Yes. To get those mineral levels you will have to add to each gallon:
Salt/Acid/Base mg/gal Synth
CaCl2.2H2O 97.75
NaCl 2.06
MgCl2.6H2O 219.39
CaSO4.2H20 26.19
MgSO4.7H20 117.87
H2O (DI) Liters 0.00
CaCO3 673.85
NaHCO3 356.66
CO2 0.00
HCl 0.00
Ca(OH)2 0.00
Na2CO3.H2O 0.00
Sodium Lactate 0.00
Potassium Lactate 0.00
Lactic 1546.98
Sulfuric 0.00
88% Lactic ml/Gal 1.4587
Lots of chalk and baking soda as sources of sodium and calcium. The reason is because your specified profile's calcium and sodium requirements are way out of line with the sulfate and chloride requirements. The rather large amount of lactic acid is then required to neutralize the alkalinity of the added bicarb and chalk.
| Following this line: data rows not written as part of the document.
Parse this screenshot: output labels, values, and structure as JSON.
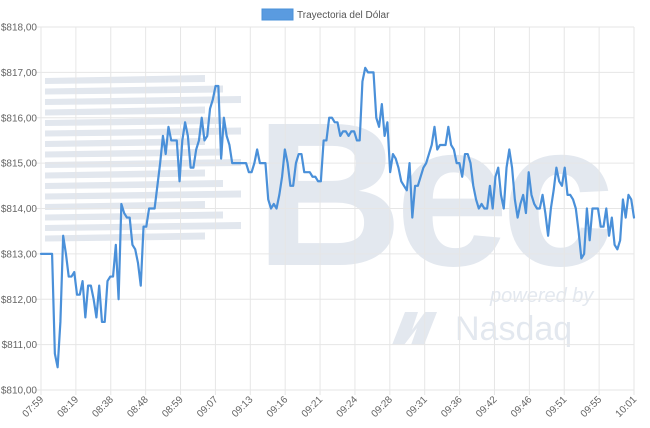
{
  "colors": {
    "line": "#4a90d9",
    "legend_fill": "#5a9be0",
    "grid": "#e6e6e6",
    "axis_text": "#666666",
    "watermark": "#e2e7ee"
  },
  "watermark": {
    "logo": "Bec",
    "tagline_1": "powered by",
    "tagline_2": "Nasdaq"
  },
  "chart_data": {
    "type": "line",
    "title": "",
    "legend": "top-center",
    "grid": true,
    "ylim": [
      810,
      818
    ],
    "y_ticks": [
      "$810,00",
      "$811,00",
      "$812,00",
      "$813,00",
      "$814,00",
      "$815,00",
      "$816,00",
      "$817,00",
      "$818,00"
    ],
    "x_ticks": [
      "07:59",
      "08:19",
      "08:38",
      "08:48",
      "08:59",
      "09:07",
      "09:13",
      "09:16",
      "09:21",
      "09:24",
      "09:28",
      "09:31",
      "09:36",
      "09:42",
      "09:46",
      "09:51",
      "09:55",
      "10:01"
    ],
    "series": [
      {
        "name": "Trayectoria del Dólar",
        "values": [
          813.0,
          813.0,
          813.0,
          813.0,
          813.0,
          810.8,
          810.5,
          811.5,
          813.4,
          813.0,
          812.5,
          812.5,
          812.6,
          812.1,
          812.1,
          812.4,
          811.6,
          812.3,
          812.3,
          812.0,
          811.6,
          812.3,
          811.5,
          811.5,
          812.4,
          812.5,
          812.5,
          813.2,
          812.0,
          814.1,
          813.9,
          813.8,
          813.8,
          813.2,
          813.1,
          812.8,
          812.3,
          813.6,
          813.6,
          814.0,
          814.0,
          814.0,
          814.5,
          815.0,
          815.6,
          815.2,
          815.8,
          815.5,
          815.5,
          815.5,
          814.6,
          815.5,
          815.9,
          815.6,
          814.9,
          814.9,
          815.3,
          815.5,
          816.0,
          815.5,
          815.6,
          816.2,
          816.4,
          816.7,
          816.7,
          815.1,
          816.0,
          815.6,
          815.4,
          815.0,
          815.0,
          815.0,
          815.0,
          815.0,
          815.0,
          814.8,
          814.8,
          815.0,
          815.3,
          815.0,
          815.0,
          815.0,
          814.2,
          814.0,
          814.1,
          814.0,
          814.3,
          814.7,
          815.3,
          815.0,
          814.5,
          814.5,
          815.0,
          815.2,
          815.2,
          814.8,
          814.8,
          814.8,
          814.7,
          814.7,
          814.6,
          814.6,
          815.5,
          815.5,
          816.0,
          816.0,
          815.9,
          815.9,
          815.6,
          815.7,
          815.7,
          815.6,
          815.7,
          815.7,
          815.5,
          815.5,
          816.8,
          817.1,
          817.0,
          817.0,
          817.0,
          816.0,
          815.8,
          816.3,
          815.6,
          815.9,
          814.8,
          815.2,
          815.1,
          814.9,
          814.6,
          814.5,
          814.4,
          815.0,
          813.8,
          814.5,
          814.5,
          814.7,
          814.9,
          815.0,
          815.2,
          815.4,
          815.8,
          815.3,
          815.4,
          815.4,
          815.4,
          815.8,
          815.4,
          815.3,
          815.0,
          815.0,
          814.7,
          815.2,
          815.2,
          815.0,
          814.5,
          814.2,
          814.0,
          814.1,
          814.0,
          814.0,
          814.5,
          814.0,
          814.7,
          814.9,
          814.3,
          814.0,
          814.9,
          815.3,
          814.9,
          814.2,
          813.8,
          814.1,
          814.3,
          813.9,
          814.8,
          814.3,
          814.1,
          814.0,
          814.0,
          814.3,
          813.9,
          813.4,
          814.0,
          814.4,
          814.9,
          814.6,
          814.5,
          814.9,
          814.3,
          814.3,
          814.2,
          814.0,
          813.5,
          812.9,
          813.0,
          814.0,
          813.3,
          814.0,
          814.0,
          814.0,
          813.6,
          813.6,
          814.0,
          813.4,
          813.8,
          813.2,
          813.1,
          813.3,
          814.2,
          813.8,
          814.3,
          814.2,
          813.8
        ]
      }
    ]
  }
}
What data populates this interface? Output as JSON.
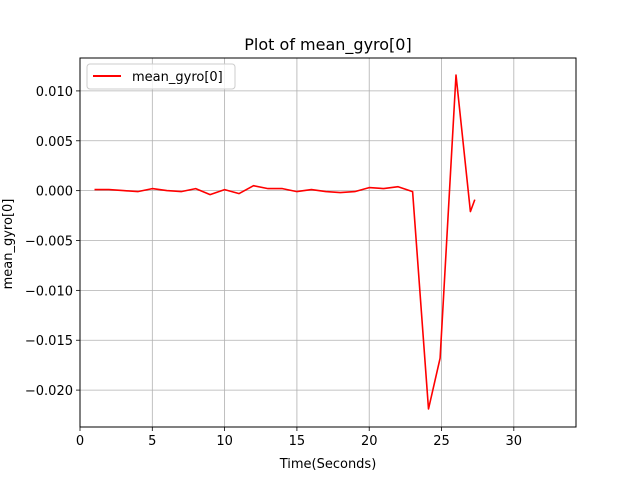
{
  "chart_data": {
    "type": "line",
    "title": "Plot of mean_gyro[0]",
    "xlabel": "Time(Seconds)",
    "ylabel": "mean_gyro[0]",
    "xlim": [
      0,
      34.3
    ],
    "ylim": [
      -0.0237,
      0.0133
    ],
    "grid": true,
    "legend_position": "top-left",
    "x_ticks": [
      0,
      5,
      10,
      15,
      20,
      25,
      30
    ],
    "x_tick_labels": [
      "0",
      "5",
      "10",
      "15",
      "20",
      "25",
      "30"
    ],
    "y_ticks": [
      0.01,
      0.005,
      0.0,
      -0.005,
      -0.01,
      -0.015,
      -0.02
    ],
    "y_tick_labels": [
      "0.010",
      "0.005",
      "0.000",
      "−0.005",
      "−0.010",
      "−0.015",
      "−0.020"
    ],
    "series": [
      {
        "name": "mean_gyro[0]",
        "color": "#ff0000",
        "x": [
          1,
          2,
          3,
          4,
          5,
          6,
          7,
          8,
          9,
          10,
          11,
          12,
          13,
          14,
          15,
          16,
          17,
          18,
          19,
          20,
          21,
          22,
          23,
          24.1,
          24.9,
          26,
          27,
          27.3
        ],
        "values": [
          0.0001,
          0.0001,
          0.0,
          -0.0001,
          0.0002,
          0.0,
          -0.0001,
          0.0002,
          -0.0004,
          0.0001,
          -0.0003,
          0.0005,
          0.0002,
          0.0002,
          -0.0001,
          0.0001,
          -0.0001,
          -0.0002,
          -0.0001,
          0.0003,
          0.0002,
          0.0004,
          -0.0001,
          -0.0219,
          -0.0168,
          0.0116,
          -0.0021,
          -0.0009
        ]
      }
    ]
  }
}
It seems almost every profile people are posting these days has this problem. Reduce the calcium and sodium or find another better proportioned profile.
You can't.
Note that if you add the acid specified above the synthesized water pH will be 5.4 and the water's alkalinity will be 0 wrt that pH.
If you brew without the dark grains your mash is going to have a larger proton deficit that it would if you included the dark grains and so you will have to add more acid that the calculated amount for the water but if you do that mash pH should come out OK. But at the conclusion you add the dark grains with their proton surfeits. This will drive wort pH low (which may be your intention) but I'd keep an eye on that aspect of it.
First, thanks for your reply. I've been using your primer for years and figured it was time to step things up a notch with Bru'nwater.
Here's what I'm doing and trying to accomplish. I'm mashing a 6 gal pils(ish) batch (full volume BIAB for what it's worth) and I'll be splitting the runnings in two for the boil. Half will get hopped up for a German Pils and the other half capped with Melanoidin, Caramunich, and roasted malts.
I'm trying to hit 3 water profiles--one for the mash, a another addition for the pils, and another for the SB. I happened upon
a page on the BrauKaiser site with several profiles that I figured would fit the bill; a soft profile for the mash (I'll be using 3% acid malt as stated), a more sulfate-heavy pils profile, and a schwarzbier profile. I figured these were some profiles I could trust. If I used the soft profile with less sulfate I could add some gypsum to get the pils profile and then add some CaCl to the SB (or whatever else I need to hit the numbers by playing around in the spreadsheet).
Since I do this sort of split mashing all the time, I'm curious to know how to handle this sort of situation in the future (pale ale mash with stout steeping grains, etc.). Should I try to hit my mash pH without roasted malts and then add them without chalk? Add some chalk and/or baking soda with the steeped grains, since they have some flavor contributions and/or change final pH of the beer?
More specifically for my next brew, I'm interested in what a better proportioned profile would be so I can try to hit it in Bru'nwater. What should I shoot for on the SB and on the German pils? I think if I had that I could make a mash profile from the common elements. Would using CaCl, gypsum, and epsom salt without the chalk and baking soda and targeting the Cl and SO4 levels give me a more balanced profile (accepting lower Ca, Mg levels and no -CO3)?